Dört bir yandan yürütülen “algı operasyonuyla” bu yurdun yurttaşı, çiftçisi, emekçisi sevinecek olsa, yaşamlarının ucuna dokunan bir etki/ bir iz bulunabilse, ne yapacağını şaşırmış işsiz gençlik yaşama tutunabilmek için bir umut taşısa, mantar gibi türetilen üniversite öğrencileri geleceğe ilişkin güzel şeyler düşünebilse…

Yalnız fotoğraf karenize düşen yüzleri görebiliyor,  yalnız onların doymalarıyla ilgileniyorsunuz; “yalan” diyemezsiniz, büyük fotoğraf öyle demiyor!

***

Kentlerin boyalı, ışıklı yüzünü göstermek için yapılan harcamalar nedeniyle, üreticinin girdi bedellerinin büyümesine göz yumulurken, bir yandan da köylerin çalışma/ üretme/ yaşama özellikleri çalındı!

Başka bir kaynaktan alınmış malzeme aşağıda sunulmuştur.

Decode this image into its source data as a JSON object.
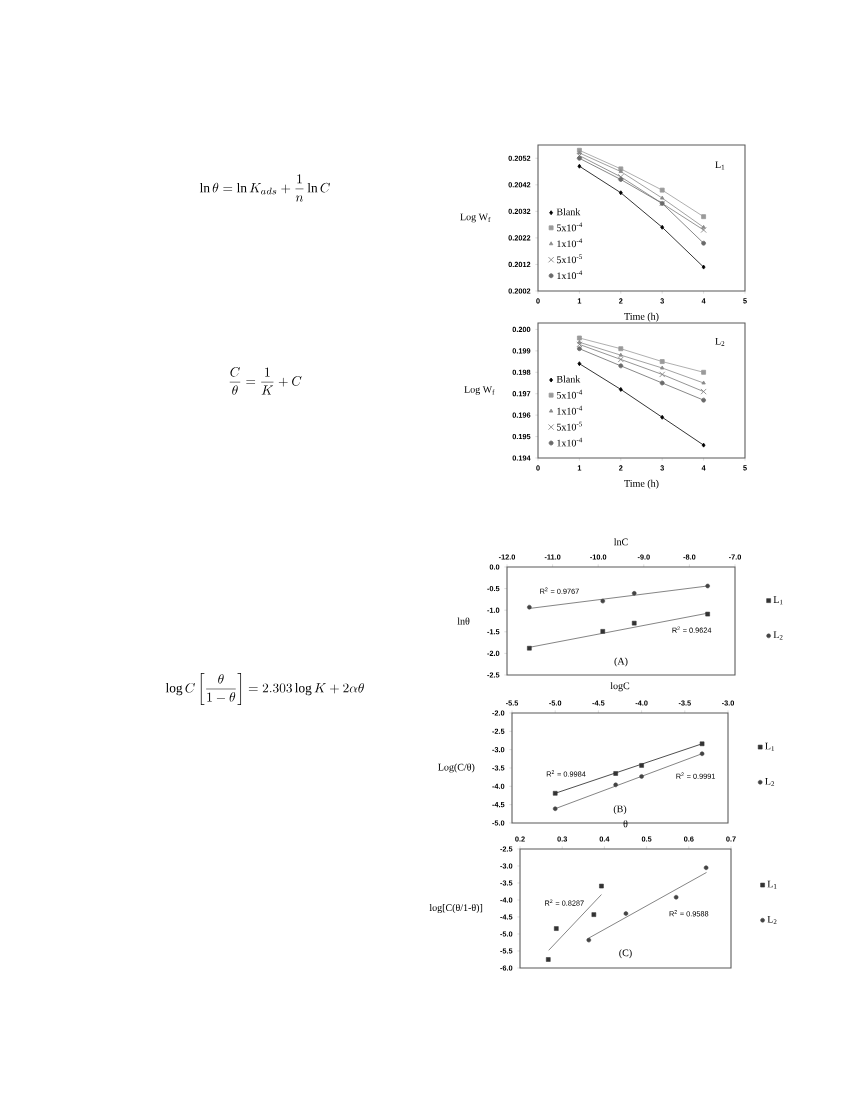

Bunun en anlaşılır anlatımı, köylerin kentlere mahalle yapılması denebilir!

Köyde yaşayacaksın, çivi çakacak olsan kente danışacaksın, suyun/ imarın kentten sorulacak, köyde yaşayacaksın/ kente ödeyeceksin…

Toprağa, tohuma, suya yaşam katan üreticinin yaşamını burnundan getirmek için, kapısından iş makinesini kaldırtmak için, köyden kente göçürtmek için her şeyi yapılsın; “dış satımda patlama” yaşansın…

Üreticinin hangi ürününü kullandınız da “dış satım” büyümesi sağlandı; açıklar mısınız?